The other vehicle was a county truck marked "Animal Warden."
When I was a kid they were called "Dog Catchers." We would see them coming down the street and all line up and scream at them "BOO Dog catchers!" It consisted of a man riding in a truck with cages on the back and a long pole with a huge net on the end hanging on the side of the truck.
The woman in front of me at the cash register had pepper spray, multiple weapon looking devices hanging from her belt and a shirt with "Animal Warden" written in bold letters across the back. I guess animals have gone downhill since I was a kid and require a lot more force to be taken into animal custody.
As I waited for her to have her fifteen scratch off lottery tickets checked I noticed I had two minutes to get to work. One of her tickets happened to be a winner so then I had to wait while she decided what scratch offs she wanted to buy with her five dollar pay off. She actually turned to look at me and said "I ain't never won before." She finally chose "Two number sevens and one number twenty...and give me a Mega Millions for tonight. Straight box...cash option. Then I'll take a Jumbo Bucks...no make that a Fantasy Five quick pick."
I almost grabbed her pepper spray off her belt and doused her with it. By the time she could see again, I would be clocking in at work with my car hidden behind the restaurant.
I felt like screaming "My GOD woman, take your tickets and go catch some critters...they're out there just waiting to take over our county and we need you back on patrol. Time is wasting...Go gettum!"
Of course it wasn't HER fault I sleep until the very last second and know (to the minute) how long it takes me to shower, iron a work shirt and get out the door to get to work on time, but she was throwing a kink in my plan and I never liked "Dog Catchers" anyway. You can call them "Animal Warden" if you want to ...but they are still "Dog Catchers" to this ole girl.

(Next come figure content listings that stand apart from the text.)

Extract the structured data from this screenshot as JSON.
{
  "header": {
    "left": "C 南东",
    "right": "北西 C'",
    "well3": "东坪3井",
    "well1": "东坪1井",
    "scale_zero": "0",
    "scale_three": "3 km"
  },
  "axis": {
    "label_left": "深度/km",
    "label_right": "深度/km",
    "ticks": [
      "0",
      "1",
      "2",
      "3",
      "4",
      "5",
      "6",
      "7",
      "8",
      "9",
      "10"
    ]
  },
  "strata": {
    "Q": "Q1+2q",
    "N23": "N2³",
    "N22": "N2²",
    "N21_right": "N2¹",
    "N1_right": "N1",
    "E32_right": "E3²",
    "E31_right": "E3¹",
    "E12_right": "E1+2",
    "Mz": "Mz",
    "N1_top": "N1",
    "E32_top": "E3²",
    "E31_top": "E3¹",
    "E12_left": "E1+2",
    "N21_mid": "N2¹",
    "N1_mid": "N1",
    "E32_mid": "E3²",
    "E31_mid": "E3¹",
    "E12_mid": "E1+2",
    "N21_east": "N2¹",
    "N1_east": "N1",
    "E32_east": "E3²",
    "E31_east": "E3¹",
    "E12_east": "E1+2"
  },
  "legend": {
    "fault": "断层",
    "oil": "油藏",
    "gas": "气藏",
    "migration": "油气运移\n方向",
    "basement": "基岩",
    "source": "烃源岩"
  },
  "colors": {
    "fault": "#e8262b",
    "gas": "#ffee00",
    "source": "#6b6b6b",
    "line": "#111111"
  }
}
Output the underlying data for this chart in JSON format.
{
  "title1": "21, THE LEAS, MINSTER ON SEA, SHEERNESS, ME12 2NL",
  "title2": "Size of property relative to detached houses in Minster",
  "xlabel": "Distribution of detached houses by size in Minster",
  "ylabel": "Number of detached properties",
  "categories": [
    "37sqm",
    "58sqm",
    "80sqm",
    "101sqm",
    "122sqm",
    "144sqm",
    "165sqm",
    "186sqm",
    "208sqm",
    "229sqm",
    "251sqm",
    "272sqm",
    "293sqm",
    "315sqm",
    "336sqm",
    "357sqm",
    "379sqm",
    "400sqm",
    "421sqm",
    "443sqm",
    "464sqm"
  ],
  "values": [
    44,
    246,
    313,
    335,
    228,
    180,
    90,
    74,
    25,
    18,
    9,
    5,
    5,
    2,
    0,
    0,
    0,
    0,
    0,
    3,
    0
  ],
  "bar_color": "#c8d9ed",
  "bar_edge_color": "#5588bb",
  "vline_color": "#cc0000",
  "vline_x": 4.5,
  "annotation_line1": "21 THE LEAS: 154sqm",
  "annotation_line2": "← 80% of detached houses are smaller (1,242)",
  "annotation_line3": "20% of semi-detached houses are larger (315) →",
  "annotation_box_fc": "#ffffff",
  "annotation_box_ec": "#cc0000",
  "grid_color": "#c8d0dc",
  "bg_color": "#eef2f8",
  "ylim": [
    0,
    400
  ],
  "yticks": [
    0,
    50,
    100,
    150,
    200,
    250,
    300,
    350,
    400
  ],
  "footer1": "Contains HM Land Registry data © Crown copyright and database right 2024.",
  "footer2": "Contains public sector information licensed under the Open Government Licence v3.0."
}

Worked lunch, clocking in five minutes late and got off in time to pick Massey up from school and go home and lay on my bed in a prone position that wouldn't mess up my hair or makeup for forty five minutes. When I woke myself up with a start with that big snore that even scares yourself as you finally drift off ...it was time to head back to work.
Mother's Day is a joke for servers that are Mothers. It is almost like being punished and taking a cut in pay all at the same time. It amazes me how people come in to eat, see my wedding ring, gray hair and wrinkles on my face (very obvious signs of Motherhood) and still leave a crappy tip.
Of course these are just the amateurs, people that only go out to eat when forced to and know they will never see you again...a crappy tip is better than no tip, so at least they throw you a scrap.
Thank goodness I am at a great restaurant that has a very good regular clientele and will make some really good money this weekend. The down side..I am working Friday day and night, Saturday day and night and as an added bonus another double shift on Sunday.
At least I am working, and in this economy that is definitely a good thing.
Headed to fold another load of never ending laundry and watching some CNN before I get up to do it all again.
At least I know I won't have to wait on Osama and his multiple wives this weekend.